Derrière ce déguisement qui le rend méconnaissable, se cache Claude Semal, artiste aux talents multiples, surtout connu pour ses spectacles et ses chansons, mais qui a déjà fait quelques apparitions au cinéma (chez Jan Bucquoy notamment) et à la télévision. « Lorsqu’on a préparé la trilogie, comme il y avait une coproduction belge, j’avais cherché des comédiens en Belgique. J’en ai vu beaucoup qui m’ont donné envie de travailler avec eux. Claude en fait partie », explique Lucas Belvaux. Le soir commence à tomber sur Liège. Le temps d’une pause casse-croûte, on va pouvoir tourner les scènes clés du jour, celles de la prise d’otage. Cette fois la grosse machinerie est de sortie : grue pour surhausser les sources d’éclairage, imposantes batteries de projecteurs devant lesquels ont été disposées des découpes souples qui créent un effet d’ombre de frondaisons des plus réussis ! Une escouade d’électros et de machinistes s’appliquent à tout régler. Attirés par l’agitation, les riverains sont venus jeter un ¦il. Certains ont reconnu Gilbert Melki, propulsé au rang de star depuis La vérité si je mens. Il avait fait partie de l’aventure de la trilogie, qui lui avait permis de révéler une face plus sombre de son indéniable talent. Par amitié pour Lucas Belvaux, il a accepté de participer au film, dans le rôle du père de la famille prise en otage.

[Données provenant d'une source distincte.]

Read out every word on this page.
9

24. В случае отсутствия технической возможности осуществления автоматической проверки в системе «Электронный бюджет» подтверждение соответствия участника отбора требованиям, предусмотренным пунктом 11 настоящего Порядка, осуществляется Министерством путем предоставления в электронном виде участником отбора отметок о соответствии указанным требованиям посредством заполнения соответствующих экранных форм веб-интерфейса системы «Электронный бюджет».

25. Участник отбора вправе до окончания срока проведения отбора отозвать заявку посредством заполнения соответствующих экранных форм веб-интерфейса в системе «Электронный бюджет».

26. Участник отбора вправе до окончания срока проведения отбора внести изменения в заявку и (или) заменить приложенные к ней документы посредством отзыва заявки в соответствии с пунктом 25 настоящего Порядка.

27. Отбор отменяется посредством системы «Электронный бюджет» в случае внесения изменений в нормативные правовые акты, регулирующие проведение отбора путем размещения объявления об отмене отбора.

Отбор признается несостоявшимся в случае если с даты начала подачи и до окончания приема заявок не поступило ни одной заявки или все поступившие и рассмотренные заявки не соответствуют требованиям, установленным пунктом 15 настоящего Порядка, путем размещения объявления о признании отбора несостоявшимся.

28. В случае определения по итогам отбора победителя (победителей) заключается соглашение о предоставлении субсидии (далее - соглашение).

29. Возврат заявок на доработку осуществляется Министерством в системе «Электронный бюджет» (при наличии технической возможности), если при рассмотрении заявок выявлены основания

Nous sommes maintenant dans la cour intérieure d’une villa cossue, celle où sont sensés résider les futurs otages. Le père de famille va rentrer avec son imposant 4X4. Tapis dans l’ombre, deux truands cagoulés, armés de fusils à canons sciés, l’attendent. Il y a d’une part Claude Semal, et d’autre part le comédien français Eric Caravaca, vu récemment dans Son frère de Patrice Chéreau ou Elle est des nôtres, de Sigrid Alnoy. Pour l’heure, il se familiarise avec son nouveau véhicule. Benoît Dervaux, documentariste expérimenté et cadreur des films des frères Dardenne, arpente le plateau caméra à l’épaule ; il est venu glaner quelques images pour le making of du film. Tout se passe toujours dans le plus grand calme. Prêt pour la première prise. Le puissant véhicule s’avance, il s’immobilise. Les deux malfaisants sortent de l’ombre et braquent le chauffeur, dont le visage prend une drôle d’expression mi angoissée, mi goguenarde. Mais le frein à main de l’auto est insuffisamment serré. Le véhicule bouge. « Coupez », on la recommence ! Le temps de remettre tout en place, Lucas Belvaux rejoint d’un pas tranquille les comédiens pour préciser certaines intentions. La nuit s’annonce longue mais cela ne semble pas stresser le comédien réalisateur dont le calme apparent impressionne un peu plus à chaque film.